Lily’s hand went to her throat in a defensive gesture. “What do you mean forcing? Rape? Are you saying he’s condoning the rape of women?”

“It’s science,” Ken said.

“I think I’m going to throw up,” Lily said. “He’s given children cancer, sent men into jungles to be tortured—I can’t take this. I don’t know what to do.” She began to cry silently. “How can he do these things? I kept thinking if I worked hard enough to make up for the things he did, I could somehow make it better, but I can’t. He doesn’t stop. He just keeps doing horrible, unforgivable things.”

“Sit down for a minute.” Ryland took her hand and led her to a chair. “This is too much for you right now, Lily.”

She shook her head. “No, I have to know. You can’t keep anything like this from me. When I was growing up, I knew he was always pushing boundaries, but I believed he knew right from wrong. When I discovered we’d all been taken from orphanages, that he bought us for experimenting on children, I knew something terrible was going on with him.” She pressed both hands protectively to her stomach. “He wants the babies, and if he has the chance, he’ll take them. You’re all right. I know you are. I know it.” She sounded lost, hopeless.
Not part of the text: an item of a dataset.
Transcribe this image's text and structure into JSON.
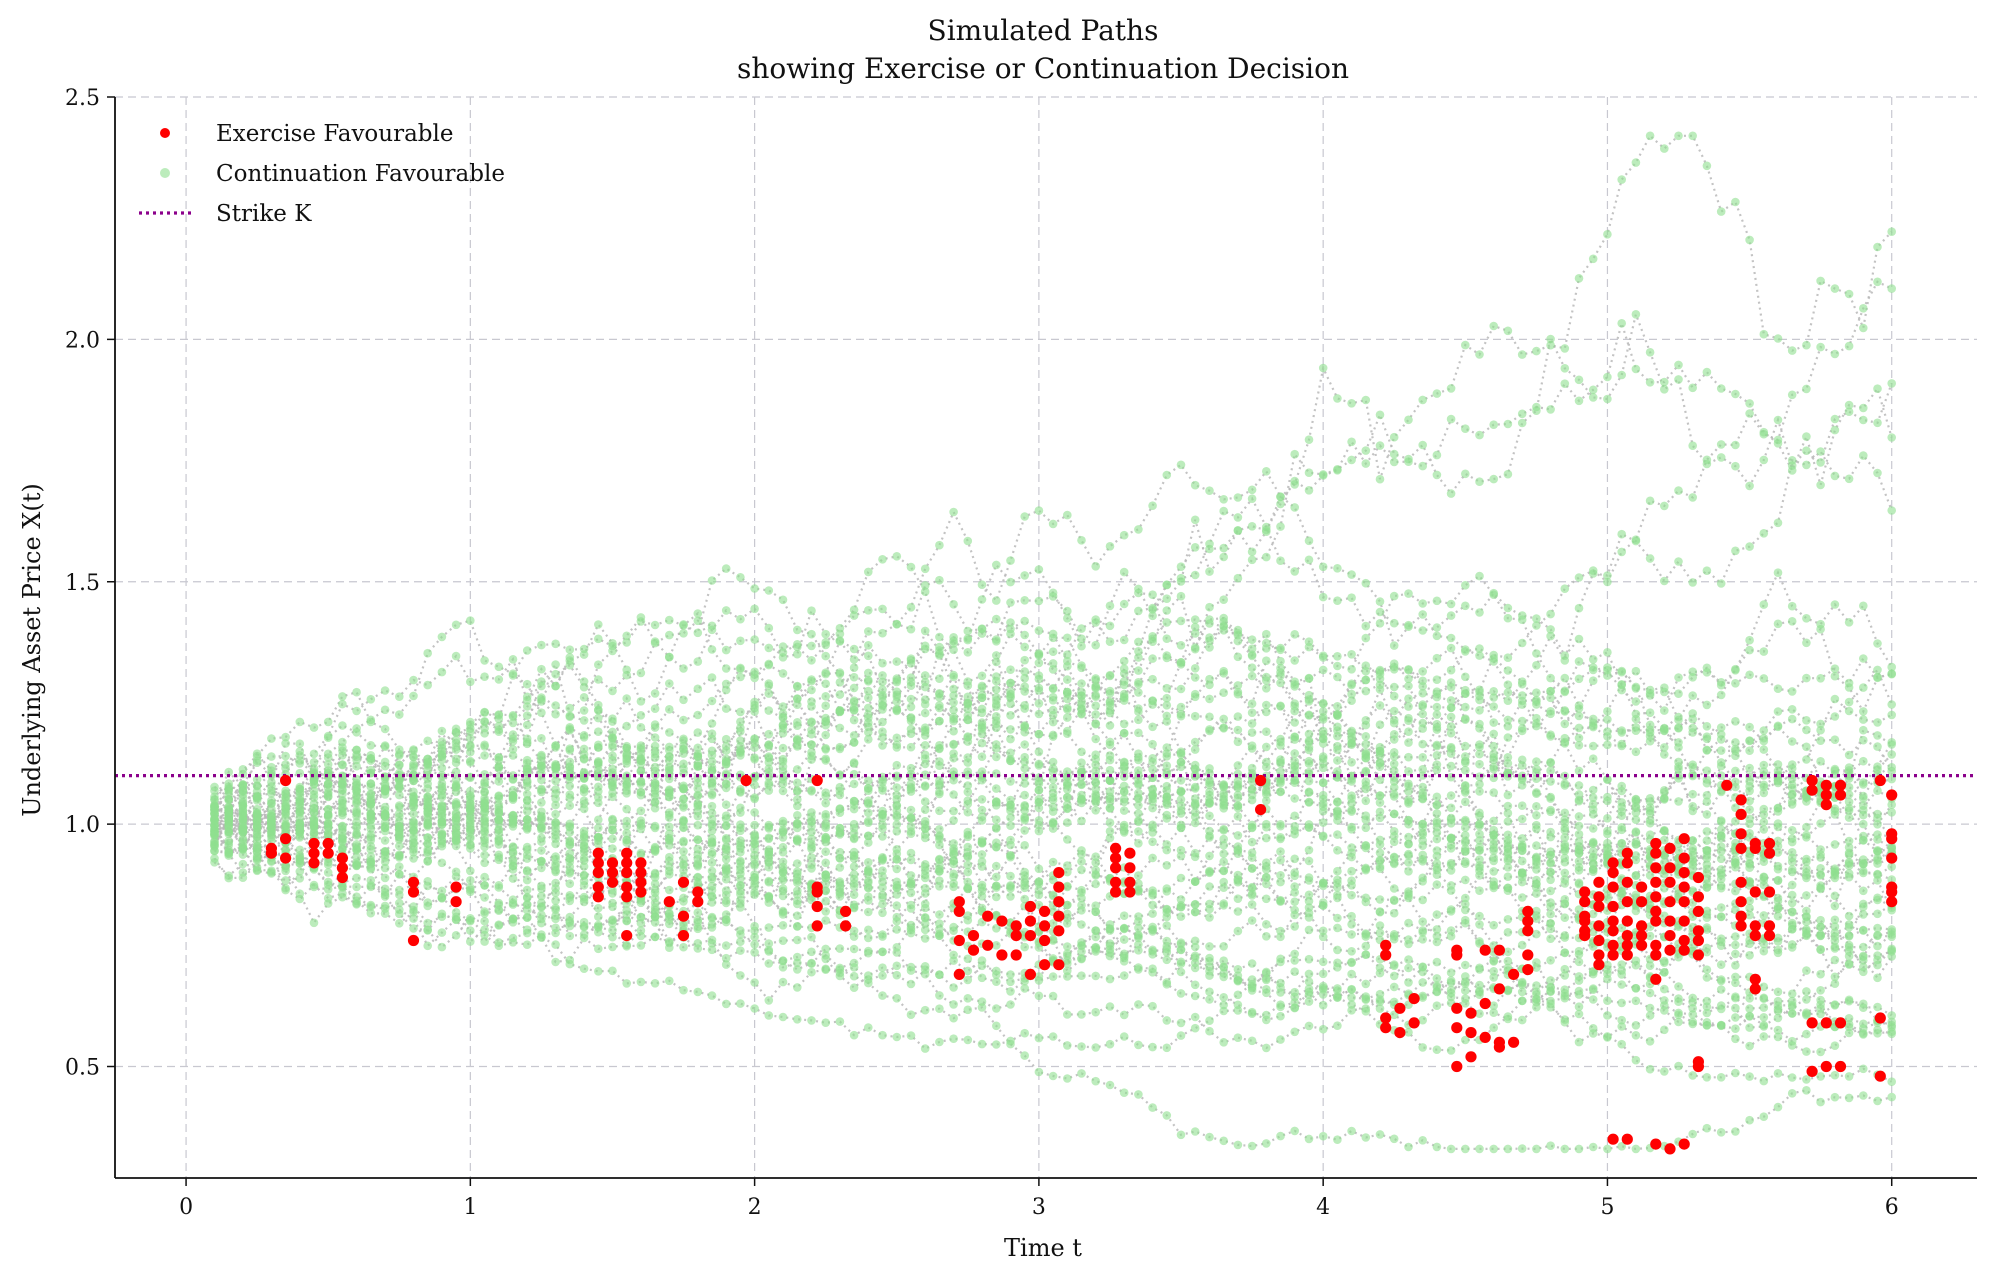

There was a small silence. Lily sighed, her lips firming. “We have to get the women out of there and we have to protect our children from him.”

“Lily,” Ken said, “I believe he has psychic talent of his own.”

“He always said he didn’t.”

“But no one can read him, and how could he possibly know which infants had psychic talents. He had to have sensed it in some way. There’s no other answer. That’s probably why he’s always been so obsessed with the subject,” Ken insisted.